[PATCH] D102615: [LoopDeletion] Break backedge if we can prove that the loop is exited on 1st iteration (try 3)

Max Kazantsev via Phabricator via llvm-commits llvm-commits at lists.llvm.org
Tue Jun 15 01:04:50 PDT 2021


mkazantsev added a comment.

Thanks Nikita, I think I have some arguments for this philosophical debate. :)

> This patch falls into the very unfortunate category where a) it solves some specific problem you have, b) outside that, it applies very rarely

I'd argue that. Just from how many failures we've seen when irreducible CFG wasn't handled correctly, I conclude that there have been many attempts to make this transform even in these weird cases. Provided how rare those CFGs are, I can speculate that there have also been many cases when it did apply on regular CFG too. Even in the test suite, there were 2 loops of this kind, and I'd expect it to not have such patterns at all.

Either way, "rare or frequent" is a very speculative category. You can say "meh, it's just 2 of them in the test suite" or "wow, it's 2 of them somewhere I didn't expect this!" For us, this pattern is coming from a very common abstract I/O algorithm, which has logic of "read until you've read enough", and for some of its implementations it knows that it will always read whole lot at once. I'd not expect the test suite to be a place to heavily exercise things like this, and if it was found there - cool.
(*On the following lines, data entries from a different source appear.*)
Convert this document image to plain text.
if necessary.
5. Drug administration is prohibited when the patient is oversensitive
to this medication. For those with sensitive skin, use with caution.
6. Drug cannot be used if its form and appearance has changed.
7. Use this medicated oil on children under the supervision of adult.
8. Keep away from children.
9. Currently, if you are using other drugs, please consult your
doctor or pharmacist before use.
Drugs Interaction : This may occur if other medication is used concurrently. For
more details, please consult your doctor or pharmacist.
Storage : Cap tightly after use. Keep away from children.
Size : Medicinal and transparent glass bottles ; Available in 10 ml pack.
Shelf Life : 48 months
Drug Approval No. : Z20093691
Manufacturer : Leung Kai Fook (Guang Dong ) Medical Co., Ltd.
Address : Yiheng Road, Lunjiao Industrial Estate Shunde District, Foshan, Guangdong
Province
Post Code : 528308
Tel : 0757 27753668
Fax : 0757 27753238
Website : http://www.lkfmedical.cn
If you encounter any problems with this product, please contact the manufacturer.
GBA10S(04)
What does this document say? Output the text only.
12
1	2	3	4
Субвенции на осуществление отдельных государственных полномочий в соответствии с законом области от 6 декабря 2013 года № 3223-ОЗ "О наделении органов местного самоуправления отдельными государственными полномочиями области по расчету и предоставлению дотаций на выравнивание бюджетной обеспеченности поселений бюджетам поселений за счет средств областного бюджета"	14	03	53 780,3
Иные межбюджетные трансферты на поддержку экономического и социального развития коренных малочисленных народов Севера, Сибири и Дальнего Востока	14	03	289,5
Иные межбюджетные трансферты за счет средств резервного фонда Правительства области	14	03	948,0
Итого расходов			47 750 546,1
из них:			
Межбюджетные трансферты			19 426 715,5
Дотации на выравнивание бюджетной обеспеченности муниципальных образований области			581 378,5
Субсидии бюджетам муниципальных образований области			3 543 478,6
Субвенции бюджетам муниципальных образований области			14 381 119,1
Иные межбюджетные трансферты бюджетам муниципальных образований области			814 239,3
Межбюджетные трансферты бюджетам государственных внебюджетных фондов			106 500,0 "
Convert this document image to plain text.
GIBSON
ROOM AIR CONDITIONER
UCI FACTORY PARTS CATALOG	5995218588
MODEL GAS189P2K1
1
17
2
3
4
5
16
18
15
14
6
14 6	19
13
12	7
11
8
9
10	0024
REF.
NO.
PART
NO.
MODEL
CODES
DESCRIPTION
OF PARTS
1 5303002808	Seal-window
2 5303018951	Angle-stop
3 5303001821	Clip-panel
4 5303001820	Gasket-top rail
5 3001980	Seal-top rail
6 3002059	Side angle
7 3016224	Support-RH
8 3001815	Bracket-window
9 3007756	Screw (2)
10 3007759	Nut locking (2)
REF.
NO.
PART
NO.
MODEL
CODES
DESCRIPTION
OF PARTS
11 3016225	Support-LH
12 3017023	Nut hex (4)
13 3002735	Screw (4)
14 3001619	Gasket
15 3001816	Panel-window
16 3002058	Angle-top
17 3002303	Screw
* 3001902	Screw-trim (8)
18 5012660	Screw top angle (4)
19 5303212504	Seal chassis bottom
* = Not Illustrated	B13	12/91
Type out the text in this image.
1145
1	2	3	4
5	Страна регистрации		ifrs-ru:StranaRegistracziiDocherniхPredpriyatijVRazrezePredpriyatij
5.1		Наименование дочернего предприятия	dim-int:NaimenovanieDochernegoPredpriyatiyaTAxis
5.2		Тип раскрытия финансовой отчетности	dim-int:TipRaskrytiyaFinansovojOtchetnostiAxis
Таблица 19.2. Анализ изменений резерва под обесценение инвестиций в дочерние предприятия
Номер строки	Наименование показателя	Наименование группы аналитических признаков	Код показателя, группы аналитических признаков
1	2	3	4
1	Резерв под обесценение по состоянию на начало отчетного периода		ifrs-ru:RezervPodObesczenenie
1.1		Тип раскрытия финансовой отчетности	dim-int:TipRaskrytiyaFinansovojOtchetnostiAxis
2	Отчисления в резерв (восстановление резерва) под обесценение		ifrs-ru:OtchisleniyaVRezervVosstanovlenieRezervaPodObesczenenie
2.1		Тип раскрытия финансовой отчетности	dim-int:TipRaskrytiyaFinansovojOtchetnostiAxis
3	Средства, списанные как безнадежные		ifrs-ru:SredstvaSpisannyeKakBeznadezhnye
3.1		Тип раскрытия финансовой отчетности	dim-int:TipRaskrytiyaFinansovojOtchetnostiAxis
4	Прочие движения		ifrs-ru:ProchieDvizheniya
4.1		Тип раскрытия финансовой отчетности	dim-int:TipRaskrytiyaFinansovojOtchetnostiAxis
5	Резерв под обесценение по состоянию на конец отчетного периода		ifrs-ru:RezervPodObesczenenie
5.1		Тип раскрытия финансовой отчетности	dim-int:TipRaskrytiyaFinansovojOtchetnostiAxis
As for SCEV impact, some points.

1. Yes, I agree that we should try to reduce impact on compile time when we can;
2. We already have passes (IV simplify, IRCE, LSR...) where we already use SCEV. I'm absoultely certain that in reality, most things they do they could handle with InstSimplify-like instructions. But for some reason, we don't mind against the toll that SCEV takes there (and it should be HUGE in IV simplify) just because we started tracking compile time *after* these things were already there.
3. It's pretty clear to me that the problem is not in loop deletion that is slow with SCEV. The problem is that the SCEV is slow. And it's much slower than 0.2% that we see here. Holding away future optimizations just because SCEV is, and always has been, slow, doesn't seem right to me.

Yes, we can in theory simplify this thing to InstSimplify. We save 0.2% CT. And we still keep wasting tons of CT in IV Simplify for example (I don't know how much, but pretty sure it's well above 10%).

I think we all agree that slowness here is just from SCEV, not from the change I made. So my suggestion is that we should be fighting the root cause, which is SCEV inefficiency or slowness, and not try to fight accidental manifestations of this inefficiency. I can commit to spend some time deliberately looking for places where we can save time in SCEV.